In order to get an inside look at the new systems and to discuss the game’s overall direction, I recently played a few rounds during a meeting with three Samurai Shodown developers: producer Yasuyuki Oda, game director Nobuyuki Kuroki, and game designer Josh Weatherford. Oda and Kuroki have experience working at SNK during its heyday in the ’90s, and though they both worked on 2016’s King of Fighters XIV, each had spent years away from the publisher working with other companies. While Kuroki helped ship a number of Sonic the Hedgehog games, Oda worked on Street Fighter IV at Dimps, the studio that co-developed the title with Capcom—which may help explain the similar inky rendering effect seen in the new Samurai Shodown. The team at SNK, we’re told, is roughly a 50-50 split of veteran SNK developers and fresh talent from across the industry.
Weatherford, Oda, and Kuroki are all very good players, as you’d expect, and in their capable hands the new Samurai Shodown looked very impressive. Familiar faces like Nakoruru and Galford clashed with great speed and ferocity, with spurts of blood and blots of ink accenting the action. As with the ink, characters were vaguely reminiscent of Street Fighter IV’s expressive and slightly exaggerated designs, yet it all feels distinctly Samurai Shodown, where beauty and brutality clash with ease. It’s a testament to the strong character designs that have evolved with the series over the years, and proof that lessons were learned after King of Fighter XIV’s poorly received graphics had to be overhauled post launch.

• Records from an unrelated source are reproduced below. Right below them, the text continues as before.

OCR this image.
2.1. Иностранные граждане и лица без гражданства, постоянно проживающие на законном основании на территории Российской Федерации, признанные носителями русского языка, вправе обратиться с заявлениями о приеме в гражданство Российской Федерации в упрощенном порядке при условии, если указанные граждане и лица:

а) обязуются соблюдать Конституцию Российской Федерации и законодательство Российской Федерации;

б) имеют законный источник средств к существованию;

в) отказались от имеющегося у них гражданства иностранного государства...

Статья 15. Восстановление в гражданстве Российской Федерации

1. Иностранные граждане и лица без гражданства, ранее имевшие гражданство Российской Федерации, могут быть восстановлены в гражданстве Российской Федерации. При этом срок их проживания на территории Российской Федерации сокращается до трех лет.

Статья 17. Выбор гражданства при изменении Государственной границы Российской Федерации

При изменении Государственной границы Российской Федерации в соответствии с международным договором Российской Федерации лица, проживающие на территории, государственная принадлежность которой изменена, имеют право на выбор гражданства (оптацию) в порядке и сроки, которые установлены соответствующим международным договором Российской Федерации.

«I’ve led the charge on the art style,» said Kuroki, «and I was really worried prior to the announcement and reveal of the game what the reaction would be to the visuals. I went really hard on the Japanese style with everything, from the UI, to the colors, and the textures. It’s not what the Western image of ‘Japanese’ would be, it’s a very original style, no corners cut or anything, and I wasn’t sure if that would be popular in the West. Still, so far, everyone has been positive, so I’m happy to see that.»
We now know that the roster will feature a total of sixteen characters, including 13 returning faces and three new fighters. The new characters remain a mystery, but we can now confirm that the 13 veterans are: Charlotte, Earthquake, Galford, Genjuro, Hanzo, Haohmaru, Jubei, Kyoshiro, Nakoruru, Shiki, Tam Tam, Ukyo, and Yoshitora. For Oda, seeing these familiar characters shine in a new light is a relief. «If you think about how the old 2D art was made,» he posited, «it was very stylized, to the point where if you viewed the same character from the front, their hair would be so ridiculous and it would make no sense. I’ve loved the reaction so far, with everyone saying it looks like the old games, but in 3D; not like a reimagining.»
If you’ve played Samurai Shodown in the past with any amount of regularity, you should have no problems picking up where you left off with the returning fighters. The rage gauge system is back, where each fighter has a meter that fills as they take damage, activating powerful buffs and attacks when it maxes out—including the disarming weapon-flipping technique. And once per match, you can activate a rage explosion with a simple button combo that destroys your rage gauge but gives you the chance to use a Lightning Blade attack, a move powerful enough to dramatically turn the tide of a contested battle.
Having left the series after Samurai Shodown V in 2003, it felt great to take control of these characters again. The speed, the hard-hitting fights, and the attitude is there. The visuals truly pop, giving me a newfound appreciation for a series that had until last year felt all but forgotten. I’ve only played a handful of fights so it’s too early to say whether or not Samurai Shodown will have what it takes to excite casual and competitive fighting game players alike, but it will be tested soon enough.
«People always ask why we brought the series back,» said Weatherford, «and as Kuroki always says, it’s not just that the community’s request via polls was very high, but it’s also, even among other fighting games, it has a very different style and a different pace. We felt, with the current trend towards esports, that it could stand out on its own very easily.»
The team at SNK won’t have to wait long to see how its revival shakes out with fans and pros alike. The new Samurai Shodown is currently scheduled to release on PlayStation 4 and Xbox One in June (Switch and PC at a later date), and shortly after, it will share the spotlight as one of the nine main games at EVO 2019 in August. That will be a big test, for sure, but having had a taste of what’s possible during my demo, I already know it will be one of my most anticipated tournaments when the annual fighting game event kicks off in a few months’ time.